1. CPI Comes in Cooler — Market Back on the Fed-Cut Train
Good news: the CPI came in not too hot. This is a win. Why? Because the economy is slowing down in sync, not chaotically. Anything that drives inflation higher while pushing the economy lower is a nightmare to manage.
Now, everyone’s back on the Fed-cut train.
A 50bps cut is even “on the table,” apparently. I think a cut is coming too — but keep a bit of skepticism. What if it doesn’t happen?
2. Yields Ease as CPI Cools — A Global Relief
After the CPI announcement, U.S. Treasury yields moved lower again.

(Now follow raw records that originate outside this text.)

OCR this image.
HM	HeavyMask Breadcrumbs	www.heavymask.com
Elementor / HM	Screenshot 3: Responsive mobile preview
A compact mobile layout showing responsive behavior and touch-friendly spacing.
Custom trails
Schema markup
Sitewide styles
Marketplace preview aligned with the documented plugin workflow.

The 10-year and 30-year are easing.
Look abroad and you see the same trend: global yields are cooling.
Take Canada, for example. The 5-year yield has dropped to 2.74%, down from 3.10%+ in July. That’s real relief… for those with renewals coming up.
3. No Fear in the Stock Market — A Dangerous Complacency
I can’t stress this enough: there’s no fear in the stock market.
Why? Because “everything is awesome,” right?
Rate cuts are great for an already overvalued market, aren’t they?
Economy doesn’t matter, and economy and earnings aren’t correlated, right?
Here’s my take: don’t try to predict tops and bottoms — it’s a dangerous game. Trade the trend; you’ll make more money than fighting it. But at times like these, the worst thing you can do is be complacent.
4. Gold Consolidating — Big Levels on the Horizon
Gold was super uneventful after the CPI release and seems to be consolidating.
The big level to watch is $3,675. A move above it could easily take it to $3,800+. On the downside, $3,450 is key support.
Mind you: gold miners are up over 100% year-to-date (GDX). Some names have done far better. Kinross for example is up 150% — last year, in a report I talked about $KGC when it was trading around $7.00, and now it’s at $23.00. Not bragging, just saying.
But don’t get blinded by the rally. Mining companies are having the time of their lives, but garbage floats too. Know what you own. I have seen this movie play out before in 2011.
5. Dollar Weakens, CEO Shake-Ups, and Canada’s Big Projects
Looking at the U.S. dollar index, there’s no strength showing. With rate-cut odds rising, the dollar could come under more pressure. Big support sits around 96.50; big resistance near 100.
Meanwhile, OPEN stock is shooting through the roof on a CEO change — have we seen this movie before?
And then there’s Canada. Big nation-building projects are finally coming. Better late than never, right? It’s hard to believe no one thought of this sooner. Canada has a lot to offer the world, but we haven’t been doing much. Maybe that’s about to change.